美文网首页R语言绘图相关性R ggplot
R 数据可视化 —— 聚类热图 ComplexHeatmap(五

R 数据可视化 —— 聚类热图 ComplexHeatmap(五

作者: 名本无名 | 来源:发表于2021-05-18 20:36 被阅读0次

    前言

    oncoprint 是一种通过热图的方式来可视化多个基因组变异事件。ComplexHeatmap 包提供了 oncoPrint() 函数来绘制这种类型的图。

    默认的样式是 cBioPortal 格式,我们也可以根据需要不同类型的图形

    常规设置

    1. 输入数据格式

    输入数据可以有两种格式:矩阵和矩阵列表

    1.1 矩阵

    对于矩阵类型的数据,行代表的是基因,列表示的是样本,矩阵的值表示基因在样本中方式的变异类型。

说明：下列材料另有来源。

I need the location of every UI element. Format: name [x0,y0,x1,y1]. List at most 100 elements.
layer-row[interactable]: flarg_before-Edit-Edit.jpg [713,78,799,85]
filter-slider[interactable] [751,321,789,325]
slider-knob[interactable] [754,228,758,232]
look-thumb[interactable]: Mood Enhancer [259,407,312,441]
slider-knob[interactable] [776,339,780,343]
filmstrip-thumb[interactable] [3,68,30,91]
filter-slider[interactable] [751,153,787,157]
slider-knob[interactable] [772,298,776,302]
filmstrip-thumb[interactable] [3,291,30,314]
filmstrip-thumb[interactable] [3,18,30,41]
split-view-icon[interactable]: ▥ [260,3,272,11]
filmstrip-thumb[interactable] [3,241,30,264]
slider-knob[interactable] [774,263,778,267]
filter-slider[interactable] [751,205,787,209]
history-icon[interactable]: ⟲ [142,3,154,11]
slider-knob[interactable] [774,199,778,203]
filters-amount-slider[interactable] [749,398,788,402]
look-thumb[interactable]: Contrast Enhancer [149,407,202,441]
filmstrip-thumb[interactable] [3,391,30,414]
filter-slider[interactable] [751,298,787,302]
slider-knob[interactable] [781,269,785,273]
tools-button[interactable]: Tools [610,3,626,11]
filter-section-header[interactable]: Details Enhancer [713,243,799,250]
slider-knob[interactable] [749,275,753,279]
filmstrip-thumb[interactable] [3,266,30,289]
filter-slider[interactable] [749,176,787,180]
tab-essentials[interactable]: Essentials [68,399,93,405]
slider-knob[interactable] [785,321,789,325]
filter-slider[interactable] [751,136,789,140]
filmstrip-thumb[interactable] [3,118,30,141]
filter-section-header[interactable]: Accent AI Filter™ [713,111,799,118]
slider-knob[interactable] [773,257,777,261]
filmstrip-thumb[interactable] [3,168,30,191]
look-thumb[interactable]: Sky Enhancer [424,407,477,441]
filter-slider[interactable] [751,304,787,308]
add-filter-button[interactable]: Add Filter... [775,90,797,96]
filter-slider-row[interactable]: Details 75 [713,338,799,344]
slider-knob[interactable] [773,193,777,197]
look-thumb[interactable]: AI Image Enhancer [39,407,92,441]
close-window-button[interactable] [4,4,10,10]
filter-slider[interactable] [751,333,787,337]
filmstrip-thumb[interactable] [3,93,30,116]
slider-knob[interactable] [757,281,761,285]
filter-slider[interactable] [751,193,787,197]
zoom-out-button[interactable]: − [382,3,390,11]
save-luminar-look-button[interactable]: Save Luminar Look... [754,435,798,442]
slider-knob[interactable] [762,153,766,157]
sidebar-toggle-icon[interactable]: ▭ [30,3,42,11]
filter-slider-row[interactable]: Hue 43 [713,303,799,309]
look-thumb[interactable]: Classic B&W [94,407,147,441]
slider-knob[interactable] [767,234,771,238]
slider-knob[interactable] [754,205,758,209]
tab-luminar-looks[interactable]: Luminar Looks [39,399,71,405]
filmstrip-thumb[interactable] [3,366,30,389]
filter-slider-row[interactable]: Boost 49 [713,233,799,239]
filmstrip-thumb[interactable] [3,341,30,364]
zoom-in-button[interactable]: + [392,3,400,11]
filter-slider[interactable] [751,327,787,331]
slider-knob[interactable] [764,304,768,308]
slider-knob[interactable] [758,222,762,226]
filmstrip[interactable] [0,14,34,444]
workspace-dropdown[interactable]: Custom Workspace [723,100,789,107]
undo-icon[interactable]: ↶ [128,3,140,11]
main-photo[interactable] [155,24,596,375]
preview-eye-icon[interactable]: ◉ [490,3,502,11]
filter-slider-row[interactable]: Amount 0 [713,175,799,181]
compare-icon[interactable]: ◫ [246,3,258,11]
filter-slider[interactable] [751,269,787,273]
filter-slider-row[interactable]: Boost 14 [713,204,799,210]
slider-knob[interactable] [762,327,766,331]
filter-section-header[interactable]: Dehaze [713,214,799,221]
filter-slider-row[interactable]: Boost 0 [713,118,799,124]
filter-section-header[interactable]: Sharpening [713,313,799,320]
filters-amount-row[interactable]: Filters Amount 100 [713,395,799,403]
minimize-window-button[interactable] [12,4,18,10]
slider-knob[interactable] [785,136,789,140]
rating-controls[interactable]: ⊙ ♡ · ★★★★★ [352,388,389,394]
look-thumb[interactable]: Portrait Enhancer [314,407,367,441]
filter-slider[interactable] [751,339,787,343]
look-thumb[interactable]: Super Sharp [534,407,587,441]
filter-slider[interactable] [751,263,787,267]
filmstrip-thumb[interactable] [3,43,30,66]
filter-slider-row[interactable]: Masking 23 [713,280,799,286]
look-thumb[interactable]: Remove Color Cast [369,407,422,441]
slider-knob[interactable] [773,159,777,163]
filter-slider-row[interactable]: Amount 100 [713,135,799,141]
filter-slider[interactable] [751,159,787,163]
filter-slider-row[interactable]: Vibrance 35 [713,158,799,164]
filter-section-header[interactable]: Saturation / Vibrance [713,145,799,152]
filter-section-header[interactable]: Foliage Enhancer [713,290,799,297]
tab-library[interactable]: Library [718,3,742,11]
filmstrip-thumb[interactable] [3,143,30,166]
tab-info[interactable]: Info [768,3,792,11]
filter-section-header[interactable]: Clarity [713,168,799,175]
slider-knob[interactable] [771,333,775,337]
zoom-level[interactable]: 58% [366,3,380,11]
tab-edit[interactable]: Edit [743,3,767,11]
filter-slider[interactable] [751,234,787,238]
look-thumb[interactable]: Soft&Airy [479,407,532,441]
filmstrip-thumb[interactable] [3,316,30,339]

例如

    mat <- read.table(
      textConnection(
        "s1,s2,s3
        g1,snv;indel,snv,indel
        g2,,snv;indel,snv
        g3,snv,,indel;snv"
      ),
      row.names = 1,
      header = TRUE,
      sep = ",",
      stringsAsFactors = FALSE
    )
    mat <- as.matrix(mat)
    

    对于这种字符型矩阵,还需要定义相应的变异类型提取函数,例如

    > get_type_fun <- function(x) unlist(strsplit(x, ";"))
    > get_type_fun(mat[1,1])
    [1] "snv"   "indel"
    

    如果变异类型的编码方式为 snv|indel,只需把函数定义为按 | 分割就行

    get_type_fun <- function(x) unlist(strsplit(x, "|"))
    

    然后将该函数传递给 oncoPrint() 函数的 get_type 参数。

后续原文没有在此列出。